NJBIA President & CEO Michele Siekerka pointed out that the Office of Legislative Services’ fiscal analysis determined the program, which cost $88.7 million in 2016, would have cost $236 million if the proposed changes had been in effect then —a $147.3 million increase.
“Increasing the cost of the program without adjustments to the payroll tax that pays for it all means the fund will soon be depleted as more employees qualify to take a longer leave and receive increased benefit checks,” said Siekerka. “If this legislation becomes law, there’s no doubt the Legislature will look to increasing payroll taxes to keep the fund from going broke.”
Siekerka said doubling the length of time that an employee can be away from work from six weeks to 12 weeks would be extremely disruptive to a small business’ operations. Moreover, the legislation also lowers the exemption threshold from 50 to 20 employees, meaning more small businesses will be negatively impacted.
“This legislation will make it more difficult and more expensive to run a business in New Jersey,” Siekerka said. “New Jersey needs policies that encourage new businesses and the expansion of existing businesses. Unfortunately, this is one more example of a policy that will drive businesses away from here.”
Siekerka noted New Jersey is one of only three states that now have a paid family leave benefit. The others are Rhode Island and California, in addition to the District of Columbia. New Jersey is also one of only six states to even provide temporary disability benefits.
“This legislation will make New Jersey less affordable for the business community and less competitive with our No. 1 outmigration state of Pennsylvania,” Siekerka said.

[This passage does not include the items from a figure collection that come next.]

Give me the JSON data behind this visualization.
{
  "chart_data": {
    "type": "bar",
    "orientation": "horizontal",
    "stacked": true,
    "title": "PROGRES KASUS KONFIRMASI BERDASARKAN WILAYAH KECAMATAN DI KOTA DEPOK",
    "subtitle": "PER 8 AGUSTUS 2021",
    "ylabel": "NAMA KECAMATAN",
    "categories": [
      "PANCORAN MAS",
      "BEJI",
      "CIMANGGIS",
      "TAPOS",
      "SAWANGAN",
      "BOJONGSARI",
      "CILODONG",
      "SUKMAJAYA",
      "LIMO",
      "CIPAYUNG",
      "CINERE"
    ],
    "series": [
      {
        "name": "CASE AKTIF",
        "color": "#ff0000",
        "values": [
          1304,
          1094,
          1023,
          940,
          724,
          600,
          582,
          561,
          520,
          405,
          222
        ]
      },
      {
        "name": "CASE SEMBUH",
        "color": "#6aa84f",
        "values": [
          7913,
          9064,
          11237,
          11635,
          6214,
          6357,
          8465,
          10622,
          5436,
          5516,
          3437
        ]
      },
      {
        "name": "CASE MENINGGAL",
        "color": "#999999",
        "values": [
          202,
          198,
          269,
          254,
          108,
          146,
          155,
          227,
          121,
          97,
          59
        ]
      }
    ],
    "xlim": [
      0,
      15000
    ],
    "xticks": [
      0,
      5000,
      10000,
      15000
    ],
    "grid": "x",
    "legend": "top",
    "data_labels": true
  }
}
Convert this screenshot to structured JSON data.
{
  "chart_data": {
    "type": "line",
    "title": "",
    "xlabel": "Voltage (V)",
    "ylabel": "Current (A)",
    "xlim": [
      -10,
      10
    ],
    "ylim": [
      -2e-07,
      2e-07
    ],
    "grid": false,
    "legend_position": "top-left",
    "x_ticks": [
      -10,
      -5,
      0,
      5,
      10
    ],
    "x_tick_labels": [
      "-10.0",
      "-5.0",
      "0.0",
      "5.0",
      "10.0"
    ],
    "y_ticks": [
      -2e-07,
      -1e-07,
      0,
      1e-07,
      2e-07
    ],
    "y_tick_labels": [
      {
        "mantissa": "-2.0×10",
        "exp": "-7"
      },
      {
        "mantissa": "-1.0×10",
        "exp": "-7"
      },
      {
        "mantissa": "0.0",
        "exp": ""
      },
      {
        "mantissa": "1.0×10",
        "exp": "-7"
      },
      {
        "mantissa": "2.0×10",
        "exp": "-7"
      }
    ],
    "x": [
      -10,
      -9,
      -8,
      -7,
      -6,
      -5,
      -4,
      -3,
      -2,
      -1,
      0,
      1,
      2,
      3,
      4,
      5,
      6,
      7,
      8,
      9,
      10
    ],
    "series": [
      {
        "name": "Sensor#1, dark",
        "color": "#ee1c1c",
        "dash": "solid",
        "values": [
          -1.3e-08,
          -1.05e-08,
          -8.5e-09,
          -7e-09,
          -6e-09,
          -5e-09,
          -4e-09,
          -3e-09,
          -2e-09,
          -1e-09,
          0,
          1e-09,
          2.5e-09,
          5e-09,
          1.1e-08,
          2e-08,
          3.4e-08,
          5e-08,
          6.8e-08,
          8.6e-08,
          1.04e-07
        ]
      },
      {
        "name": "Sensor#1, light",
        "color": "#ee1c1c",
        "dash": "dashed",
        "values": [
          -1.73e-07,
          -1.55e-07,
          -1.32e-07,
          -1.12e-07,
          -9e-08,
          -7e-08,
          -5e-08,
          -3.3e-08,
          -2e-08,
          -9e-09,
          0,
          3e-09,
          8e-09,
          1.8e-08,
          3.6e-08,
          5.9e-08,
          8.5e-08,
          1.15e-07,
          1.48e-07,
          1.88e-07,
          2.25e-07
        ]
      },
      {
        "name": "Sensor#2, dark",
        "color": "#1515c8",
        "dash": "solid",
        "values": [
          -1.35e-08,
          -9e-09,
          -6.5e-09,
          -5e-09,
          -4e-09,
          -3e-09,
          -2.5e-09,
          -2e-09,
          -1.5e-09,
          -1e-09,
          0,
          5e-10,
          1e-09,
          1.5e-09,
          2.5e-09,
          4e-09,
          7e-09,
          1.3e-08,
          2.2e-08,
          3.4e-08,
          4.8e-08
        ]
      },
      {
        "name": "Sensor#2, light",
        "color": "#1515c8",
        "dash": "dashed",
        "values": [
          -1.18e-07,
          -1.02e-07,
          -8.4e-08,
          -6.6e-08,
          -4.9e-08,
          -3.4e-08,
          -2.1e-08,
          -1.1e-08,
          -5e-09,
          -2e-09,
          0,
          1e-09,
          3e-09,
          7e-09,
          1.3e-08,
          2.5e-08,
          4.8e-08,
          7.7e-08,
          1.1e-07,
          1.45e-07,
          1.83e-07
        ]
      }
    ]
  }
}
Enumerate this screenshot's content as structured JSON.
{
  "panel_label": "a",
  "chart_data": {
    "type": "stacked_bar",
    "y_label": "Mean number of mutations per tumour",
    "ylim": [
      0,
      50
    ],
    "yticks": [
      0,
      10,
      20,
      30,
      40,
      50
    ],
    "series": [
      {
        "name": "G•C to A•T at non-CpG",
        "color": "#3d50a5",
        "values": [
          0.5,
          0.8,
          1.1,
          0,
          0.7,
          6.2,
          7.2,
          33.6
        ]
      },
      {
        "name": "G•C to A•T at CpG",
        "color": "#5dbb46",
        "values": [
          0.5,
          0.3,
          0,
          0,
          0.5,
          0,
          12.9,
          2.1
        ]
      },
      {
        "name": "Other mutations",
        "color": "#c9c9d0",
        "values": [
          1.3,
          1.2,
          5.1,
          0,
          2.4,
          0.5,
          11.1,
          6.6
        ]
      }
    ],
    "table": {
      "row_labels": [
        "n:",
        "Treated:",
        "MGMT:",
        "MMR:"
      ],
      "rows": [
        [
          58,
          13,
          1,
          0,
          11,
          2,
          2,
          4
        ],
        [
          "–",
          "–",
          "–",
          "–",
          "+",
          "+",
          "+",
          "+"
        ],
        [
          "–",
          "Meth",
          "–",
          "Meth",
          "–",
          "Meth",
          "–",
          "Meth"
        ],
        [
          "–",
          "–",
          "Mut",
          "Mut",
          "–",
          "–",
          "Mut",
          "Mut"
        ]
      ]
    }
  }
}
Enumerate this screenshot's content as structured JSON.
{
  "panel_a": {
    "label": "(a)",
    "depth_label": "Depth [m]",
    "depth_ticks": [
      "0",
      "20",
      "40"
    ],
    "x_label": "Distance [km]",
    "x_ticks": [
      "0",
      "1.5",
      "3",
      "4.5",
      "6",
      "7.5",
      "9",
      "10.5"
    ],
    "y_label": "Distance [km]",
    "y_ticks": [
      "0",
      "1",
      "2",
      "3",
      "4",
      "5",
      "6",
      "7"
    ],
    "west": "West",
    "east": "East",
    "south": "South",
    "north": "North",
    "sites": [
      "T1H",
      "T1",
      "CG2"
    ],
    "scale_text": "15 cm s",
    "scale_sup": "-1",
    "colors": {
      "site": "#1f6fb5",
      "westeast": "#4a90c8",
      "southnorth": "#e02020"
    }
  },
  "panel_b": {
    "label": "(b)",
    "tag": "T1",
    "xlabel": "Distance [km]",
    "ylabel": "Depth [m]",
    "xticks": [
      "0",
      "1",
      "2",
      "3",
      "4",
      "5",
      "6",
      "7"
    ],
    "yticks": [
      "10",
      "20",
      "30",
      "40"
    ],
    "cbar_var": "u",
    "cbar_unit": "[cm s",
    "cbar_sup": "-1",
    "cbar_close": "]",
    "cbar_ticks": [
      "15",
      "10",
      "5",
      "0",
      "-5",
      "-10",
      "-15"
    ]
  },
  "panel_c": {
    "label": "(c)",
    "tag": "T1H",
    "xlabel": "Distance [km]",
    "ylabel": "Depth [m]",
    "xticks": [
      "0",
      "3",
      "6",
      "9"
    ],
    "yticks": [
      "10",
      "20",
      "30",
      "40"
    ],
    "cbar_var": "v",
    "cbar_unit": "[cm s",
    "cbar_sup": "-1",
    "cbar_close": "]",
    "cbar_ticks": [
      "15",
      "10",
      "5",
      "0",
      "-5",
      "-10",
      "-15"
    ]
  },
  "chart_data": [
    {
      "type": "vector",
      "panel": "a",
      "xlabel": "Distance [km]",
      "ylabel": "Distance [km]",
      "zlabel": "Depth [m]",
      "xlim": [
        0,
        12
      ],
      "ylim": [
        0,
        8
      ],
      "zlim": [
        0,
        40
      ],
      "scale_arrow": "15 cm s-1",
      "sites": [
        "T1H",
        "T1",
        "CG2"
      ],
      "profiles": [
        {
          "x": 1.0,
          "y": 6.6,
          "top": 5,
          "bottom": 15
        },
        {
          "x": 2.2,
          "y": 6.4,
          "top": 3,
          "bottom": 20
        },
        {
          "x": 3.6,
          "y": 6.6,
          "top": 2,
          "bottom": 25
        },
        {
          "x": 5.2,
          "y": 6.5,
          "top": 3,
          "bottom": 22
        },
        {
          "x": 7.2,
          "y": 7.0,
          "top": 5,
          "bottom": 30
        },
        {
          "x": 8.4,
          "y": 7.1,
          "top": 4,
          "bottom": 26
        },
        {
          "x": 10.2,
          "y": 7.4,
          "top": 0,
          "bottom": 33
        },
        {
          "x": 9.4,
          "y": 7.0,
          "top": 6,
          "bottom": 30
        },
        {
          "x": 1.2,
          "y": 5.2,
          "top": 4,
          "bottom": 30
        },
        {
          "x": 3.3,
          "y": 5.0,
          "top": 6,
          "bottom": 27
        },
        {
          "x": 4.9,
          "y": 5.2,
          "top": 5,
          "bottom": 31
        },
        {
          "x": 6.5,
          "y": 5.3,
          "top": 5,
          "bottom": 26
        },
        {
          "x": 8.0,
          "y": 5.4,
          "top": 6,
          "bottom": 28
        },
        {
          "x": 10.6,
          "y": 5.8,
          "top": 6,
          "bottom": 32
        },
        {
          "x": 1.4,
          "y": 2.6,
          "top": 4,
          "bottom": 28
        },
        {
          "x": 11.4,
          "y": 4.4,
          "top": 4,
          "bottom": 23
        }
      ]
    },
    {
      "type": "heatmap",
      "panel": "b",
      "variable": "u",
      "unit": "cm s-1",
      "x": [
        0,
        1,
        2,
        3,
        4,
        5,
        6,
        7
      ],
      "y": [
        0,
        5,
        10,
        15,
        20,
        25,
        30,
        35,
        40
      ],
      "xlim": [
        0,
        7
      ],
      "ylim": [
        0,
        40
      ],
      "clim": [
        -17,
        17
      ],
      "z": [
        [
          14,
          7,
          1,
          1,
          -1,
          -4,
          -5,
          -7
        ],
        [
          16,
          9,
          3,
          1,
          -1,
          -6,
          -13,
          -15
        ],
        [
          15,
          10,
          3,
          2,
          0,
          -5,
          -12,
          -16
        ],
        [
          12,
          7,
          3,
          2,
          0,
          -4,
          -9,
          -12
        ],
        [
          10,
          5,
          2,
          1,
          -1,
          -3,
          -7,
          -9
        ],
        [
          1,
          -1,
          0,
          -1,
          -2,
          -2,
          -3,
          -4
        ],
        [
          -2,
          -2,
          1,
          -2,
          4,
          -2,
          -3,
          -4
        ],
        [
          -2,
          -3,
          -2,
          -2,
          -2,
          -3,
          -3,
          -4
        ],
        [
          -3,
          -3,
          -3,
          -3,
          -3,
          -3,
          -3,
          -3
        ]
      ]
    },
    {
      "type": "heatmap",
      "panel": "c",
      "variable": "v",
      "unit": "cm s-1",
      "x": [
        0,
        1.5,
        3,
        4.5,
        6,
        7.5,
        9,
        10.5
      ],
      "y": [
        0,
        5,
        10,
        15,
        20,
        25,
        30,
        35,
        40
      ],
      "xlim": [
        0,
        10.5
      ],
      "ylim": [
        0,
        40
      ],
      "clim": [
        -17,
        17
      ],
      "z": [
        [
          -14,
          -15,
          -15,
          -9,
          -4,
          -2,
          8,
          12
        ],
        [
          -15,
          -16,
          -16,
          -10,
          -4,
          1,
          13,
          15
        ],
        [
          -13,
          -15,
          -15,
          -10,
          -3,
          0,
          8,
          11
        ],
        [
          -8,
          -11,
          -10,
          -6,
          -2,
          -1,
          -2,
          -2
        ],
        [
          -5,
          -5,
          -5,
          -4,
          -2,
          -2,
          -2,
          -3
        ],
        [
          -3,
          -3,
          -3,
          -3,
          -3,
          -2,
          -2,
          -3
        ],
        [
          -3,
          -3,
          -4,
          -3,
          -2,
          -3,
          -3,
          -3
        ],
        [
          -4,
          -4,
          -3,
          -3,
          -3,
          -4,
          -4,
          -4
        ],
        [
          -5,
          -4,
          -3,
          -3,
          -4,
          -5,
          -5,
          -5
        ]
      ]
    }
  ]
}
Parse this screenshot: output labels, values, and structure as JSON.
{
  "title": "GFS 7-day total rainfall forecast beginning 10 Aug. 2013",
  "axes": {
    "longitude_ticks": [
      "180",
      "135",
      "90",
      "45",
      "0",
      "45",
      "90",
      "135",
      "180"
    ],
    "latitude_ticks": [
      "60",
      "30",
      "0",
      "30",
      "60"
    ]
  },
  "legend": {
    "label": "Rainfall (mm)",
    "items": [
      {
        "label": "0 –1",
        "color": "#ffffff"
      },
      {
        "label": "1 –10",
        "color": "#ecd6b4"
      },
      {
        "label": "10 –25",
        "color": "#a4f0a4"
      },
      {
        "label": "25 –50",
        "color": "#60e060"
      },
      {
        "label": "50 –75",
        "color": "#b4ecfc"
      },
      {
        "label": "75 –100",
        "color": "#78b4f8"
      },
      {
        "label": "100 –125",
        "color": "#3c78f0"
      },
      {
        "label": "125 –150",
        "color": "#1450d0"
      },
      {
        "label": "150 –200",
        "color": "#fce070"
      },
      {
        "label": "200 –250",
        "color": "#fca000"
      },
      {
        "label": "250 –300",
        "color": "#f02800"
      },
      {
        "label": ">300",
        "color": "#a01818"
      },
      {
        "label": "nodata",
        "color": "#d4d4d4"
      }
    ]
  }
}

The current New Jersey Paid Family Leave program is available to employees who need to care for a newborn or newly adopted child, or a severely ill spouse, domestic partner, or parent. The legislation, however, would expand the categories of family members to also include siblings, parents-in-law, grandparents, and grandchildren.
The benefit rate would increase from 66 percent of an employee’s weekly wage to 90 percent of his or her average weekly wage, subject to a $932 weekly cap. The length of paid family leave would double from six weeks to 12 weeks.
“Small businesses will have to pay overtime to other workers or hire replacement employees for longer periods of time if this legislation becomes law,” Siekerka said. “This will make New Jersey unattractive for new businesses and impose further hardship on those already here.”
Update 3:55 p.m.: The Senate voted 22-15 to give final legislative approval to the bill, A- 4927, which is now on the governor’s desk.